U-special is a half-hour television talk show that first aired on Indian television in 2007 in New Delhi. It was created by New Delhi Television. The show went on to become one of the channel's highest rated feature programmes. It is named after the Delhi transport corporations (DTC) bus service University-Special, which is a student transport facility in New Delhi.

U-special gives young India a platform to comment on issues of contemporary socio-political relevance and is a unique show format that centres on India's urban youth and their lives on campus. Its target audience ranges between the age group of 18-25 in India's capital city - New Delhi. The show fluctuates between a fixed discussion format that is shot at a particular Delhi college/university with a "show topic" and a more mobile structure where the narrative is split into fragments and shot at various colleges while strung together by a common line of questions and comments.

Structure and Content

The structure of the show is a pioneering format on India's relatively young Metro network culture. Both in terms of content and form, U-Special is unlike previous televised youth forums in India. A segmented packaged aesthetic of capsulated realism in the everyday life of university in Delhi, is intercut with underlaid audio sequencing and a montaged para-narrative that projects a metamorphosed half-hour of televised campus trends.

U-special mirrors peak moments on campuses in the capital while giving its audience an informed young perspective on contemporary affairs, and the average citizen of Delhi an insight into lives of 21st century Indian University goers. Its originality (in the Indian TV scene) lies in breaking bounds of straight jacket in-studio discussion and going beyond the fluff-narrative of a music channel template. While blending these two existing patterns the show represents Universities in a re-mediated hyper-edited template highlighting the contours of "college life", as it involves its audience, across the capital of India, in issues within and outside the Delhi student community.

The U-special show format is a template that continues to be applied to youth talk forums in India, and has been replicated on NDTV's most recent metro network-NDTV HINDU. The shows Chennai avatar retains the original METRONATION Delhi "U-special" title, formatted structure and shooting style.

Episode Coverage 

In the 250 episodes (appx) that originally aired on NDTV METRONATION Delhi between 2007–2010, U-special covered every major Campus in the capital. The show addressed issues ranging from Mumbai 26.11 terror attacks (08), Delhi's serial blasts (08), Youth and climate change (08), The emerging fashion sector (07,08) Centralized reservation in Indian education (08), Panel Discussions with University Deans and College Principals during Delhi University campus admissions (07,08), the Jawahar Lal Nehru University political culture (07,08,09), Homosexuality (illegal in India till 2009), Voting and youth participation in the New Delhi State elections (08), Campus Cultural Festivals and Campus Debates.

Technical Details 

This section lists, in brief, the broadcast frequency, image processing software and transmission equipment used to create the show. U special is a half-hour show with a frequency of airing three times a week. Episodes are shot on a variation of recording equipment including DVCPRO and HDTV cameras, these include either the Sony PD150, Sony DSR-PD170 or Ikegami camera.
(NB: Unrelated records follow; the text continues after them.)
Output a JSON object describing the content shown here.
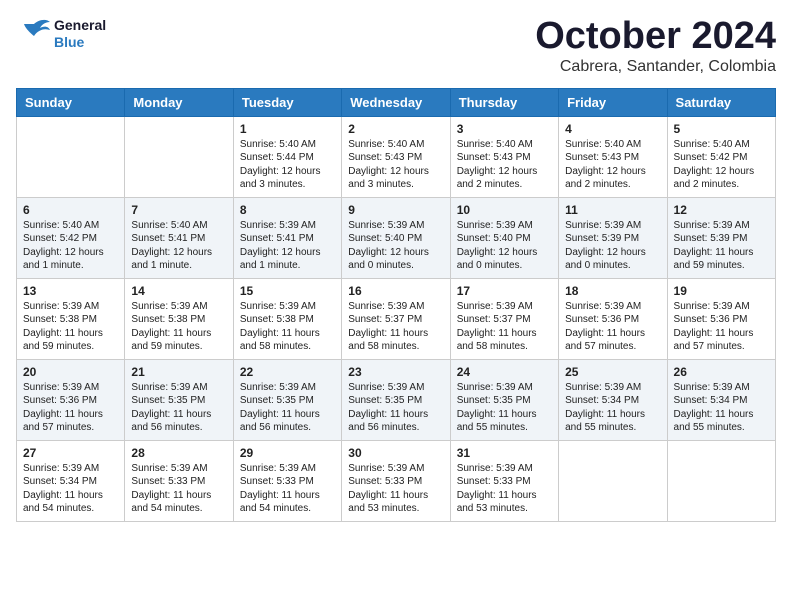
{
  "header": {
    "logo_line1": "General",
    "logo_line2": "Blue",
    "month": "October 2024",
    "location": "Cabrera, Santander, Colombia"
  },
  "weekdays": [
    "Sunday",
    "Monday",
    "Tuesday",
    "Wednesday",
    "Thursday",
    "Friday",
    "Saturday"
  ],
  "weeks": [
    [
      {
        "day": "",
        "info": ""
      },
      {
        "day": "",
        "info": ""
      },
      {
        "day": "1",
        "info": "Sunrise: 5:40 AM\nSunset: 5:44 PM\nDaylight: 12 hours\nand 3 minutes."
      },
      {
        "day": "2",
        "info": "Sunrise: 5:40 AM\nSunset: 5:43 PM\nDaylight: 12 hours\nand 3 minutes."
      },
      {
        "day": "3",
        "info": "Sunrise: 5:40 AM\nSunset: 5:43 PM\nDaylight: 12 hours\nand 2 minutes."
      },
      {
        "day": "4",
        "info": "Sunrise: 5:40 AM\nSunset: 5:43 PM\nDaylight: 12 hours\nand 2 minutes."
      },
      {
        "day": "5",
        "info": "Sunrise: 5:40 AM\nSunset: 5:42 PM\nDaylight: 12 hours\nand 2 minutes."
      }
    ],
    [
      {
        "day": "6",
        "info": "Sunrise: 5:40 AM\nSunset: 5:42 PM\nDaylight: 12 hours\nand 1 minute."
      },
      {
        "day": "7",
        "info": "Sunrise: 5:40 AM\nSunset: 5:41 PM\nDaylight: 12 hours\nand 1 minute."
      },
      {
        "day": "8",
        "info": "Sunrise: 5:39 AM\nSunset: 5:41 PM\nDaylight: 12 hours\nand 1 minute."
      },
      {
        "day": "9",
        "info": "Sunrise: 5:39 AM\nSunset: 5:40 PM\nDaylight: 12 hours\nand 0 minutes."
      },
      {
        "day": "10",
        "info": "Sunrise: 5:39 AM\nSunset: 5:40 PM\nDaylight: 12 hours\nand 0 minutes."
      },
      {
        "day": "11",
        "info": "Sunrise: 5:39 AM\nSunset: 5:39 PM\nDaylight: 12 hours\nand 0 minutes."
      },
      {
        "day": "12",
        "info": "Sunrise: 5:39 AM\nSunset: 5:39 PM\nDaylight: 11 hours\nand 59 minutes."
      }
    ],
    [
      {
        "day": "13",
        "info": "Sunrise: 5:39 AM\nSunset: 5:38 PM\nDaylight: 11 hours\nand 59 minutes."
      },
      {
        "day": "14",
        "info": "Sunrise: 5:39 AM\nSunset: 5:38 PM\nDaylight: 11 hours\nand 59 minutes."
      },
      {
        "day": "15",
        "info": "Sunrise: 5:39 AM\nSunset: 5:38 PM\nDaylight: 11 hours\nand 58 minutes."
      },
      {
        "day": "16",
        "info": "Sunrise: 5:39 AM\nSunset: 5:37 PM\nDaylight: 11 hours\nand 58 minutes."
      },
      {
        "day": "17",
        "info": "Sunrise: 5:39 AM\nSunset: 5:37 PM\nDaylight: 11 hours\nand 58 minutes."
      },
      {
        "day": "18",
        "info": "Sunrise: 5:39 AM\nSunset: 5:36 PM\nDaylight: 11 hours\nand 57 minutes."
      },
      {
        "day": "19",
        "info": "Sunrise: 5:39 AM\nSunset: 5:36 PM\nDaylight: 11 hours\nand 57 minutes."
      }
    ],
    [
      {
        "day": "20",
        "info": "Sunrise: 5:39 AM\nSunset: 5:36 PM\nDaylight: 11 hours\nand 57 minutes."
      },
      {
        "day": "21",
        "info": "Sunrise: 5:39 AM\nSunset: 5:35 PM\nDaylight: 11 hours\nand 56 minutes."
      },
      {
        "day": "22",
        "info": "Sunrise: 5:39 AM\nSunset: 5:35 PM\nDaylight: 11 hours\nand 56 minutes."
      },
      {
        "day": "23",
        "info": "Sunrise: 5:39 AM\nSunset: 5:35 PM\nDaylight: 11 hours\nand 56 minutes."
      },
      {
        "day": "24",
        "info": "Sunrise: 5:39 AM\nSunset: 5:35 PM\nDaylight: 11 hours\nand 55 minutes."
      },
      {
        "day": "25",
        "info": "Sunrise: 5:39 AM\nSunset: 5:34 PM\nDaylight: 11 hours\nand 55 minutes."
      },
      {
        "day": "26",
        "info": "Sunrise: 5:39 AM\nSunset: 5:34 PM\nDaylight: 11 hours\nand 55 minutes."
      }
    ],
    [
      {
        "day": "27",
        "info": "Sunrise: 5:39 AM\nSunset: 5:34 PM\nDaylight: 11 hours\nand 54 minutes."
      },
      {
        "day": "28",
        "info": "Sunrise: 5:39 AM\nSunset: 5:33 PM\nDaylight: 11 hours\nand 54 minutes."
      },
      {
        "day": "29",
        "info": "Sunrise: 5:39 AM\nSunset: 5:33 PM\nDaylight: 11 hours\nand 54 minutes."
      },
      {
        "day": "30",
        "info": "Sunrise: 5:39 AM\nSunset: 5:33 PM\nDaylight: 11 hours\nand 53 minutes."
      },
      {
        "day": "31",
        "info": "Sunrise: 5:39 AM\nSunset: 5:33 PM\nDaylight: 11 hours\nand 53 minutes."
      },
      {
        "day": "",
        "info": ""
      },
      {
        "day": "",
        "info": ""
      }
    ]
  ]
}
U-special also went completely digital in 2008 when a majority of its episodes begun to be shot on Panasonic HVX and HPX (P2) chip systems that use solid-state memory and not tape to store HD footage. While the show usually uses two cameras on a given schedule, this number varies depending on the location, size and the number of participants in an episode.
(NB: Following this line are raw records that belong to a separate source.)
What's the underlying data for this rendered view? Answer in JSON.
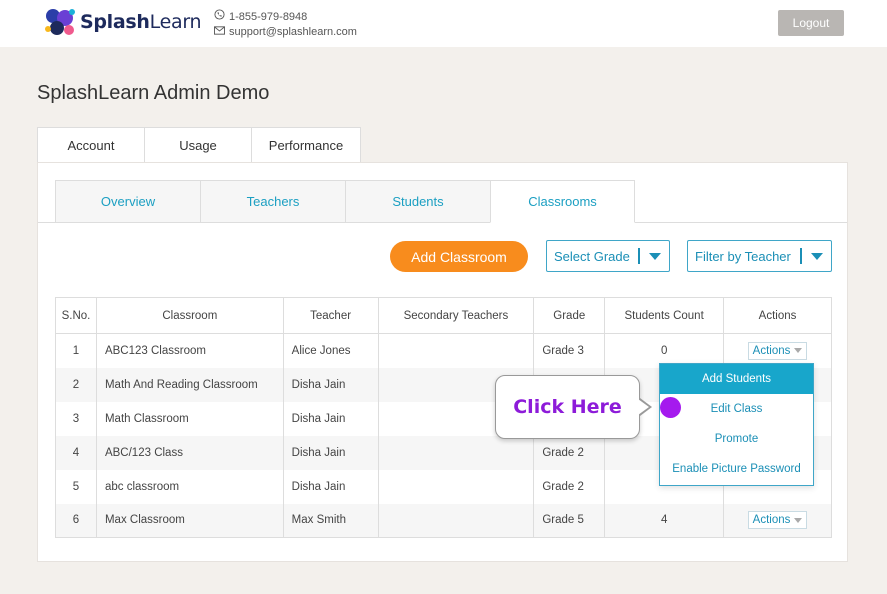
{
  "header": {
    "brand_part1": "Splash",
    "brand_part2": "Learn",
    "phone": "1-855-979-8948",
    "email": "support@splashlearn.com",
    "logout_label": "Logout"
  },
  "page_title": "SplashLearn Admin Demo",
  "main_tabs": [
    {
      "label": "Account"
    },
    {
      "label": "Usage"
    },
    {
      "label": "Performance"
    }
  ],
  "sub_tabs": [
    {
      "label": "Overview"
    },
    {
      "label": "Teachers"
    },
    {
      "label": "Students"
    },
    {
      "label": "Classrooms",
      "active": true
    }
  ],
  "toolbar": {
    "add_classroom_label": "Add Classroom",
    "grade_select": "Select Grade",
    "teacher_select": "Filter by Teacher"
  },
  "table": {
    "headers": [
      "S.No.",
      "Classroom",
      "Teacher",
      "Secondary Teachers",
      "Grade",
      "Students Count",
      "Actions"
    ],
    "rows": [
      {
        "sno": "1",
        "classroom": "ABC123 Classroom",
        "teacher": "Alice Jones",
        "secondary": "",
        "grade": "Grade 3",
        "count": "0",
        "action": "Actions"
      },
      {
        "sno": "2",
        "classroom": "Math And Reading Classroom",
        "teacher": "Disha Jain",
        "secondary": "",
        "grade": "",
        "count": "",
        "action": ""
      },
      {
        "sno": "3",
        "classroom": "Math Classroom",
        "teacher": "Disha Jain",
        "secondary": "",
        "grade": "",
        "count": "",
        "action": ""
      },
      {
        "sno": "4",
        "classroom": "ABC/123 Class",
        "teacher": "Disha Jain",
        "secondary": "",
        "grade": "Grade 2",
        "count": "",
        "action": ""
      },
      {
        "sno": "5",
        "classroom": "abc classroom",
        "teacher": "Disha Jain",
        "secondary": "",
        "grade": "Grade 2",
        "count": "",
        "action": ""
      },
      {
        "sno": "6",
        "classroom": "Max Classroom",
        "teacher": "Max Smith",
        "secondary": "",
        "grade": "Grade 5",
        "count": "4",
        "action": "Actions"
      }
    ]
  },
  "actions_menu": {
    "items": [
      "Add Students",
      "Edit Class",
      "Promote",
      "Enable Picture Password"
    ]
  },
  "callout": {
    "text": "Click Here"
  },
  "colors": {
    "accent_blue": "#18a6cb",
    "orange": "#f88c1d",
    "callout_purple": "#8d1bd9"
  }
}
U-special is known to have used up to six cameras in episodes which were dealing with large quantities of audience data and visual imagery. In situations where U-special episodes are shot on multiple cameras, audio from the audience is captured on gun mics while the show host wears a cordless lapel mic which is attached to a Senheiser system radio transmitter with a ME 2 clip-on the microphone which is virtually invisible. The small bodypack transmitter and the camera receiver features nine frequency banks with four directly accessible presets. The post production editing work on U-special is carried out on both Avid and Final Cut Pro software bundles.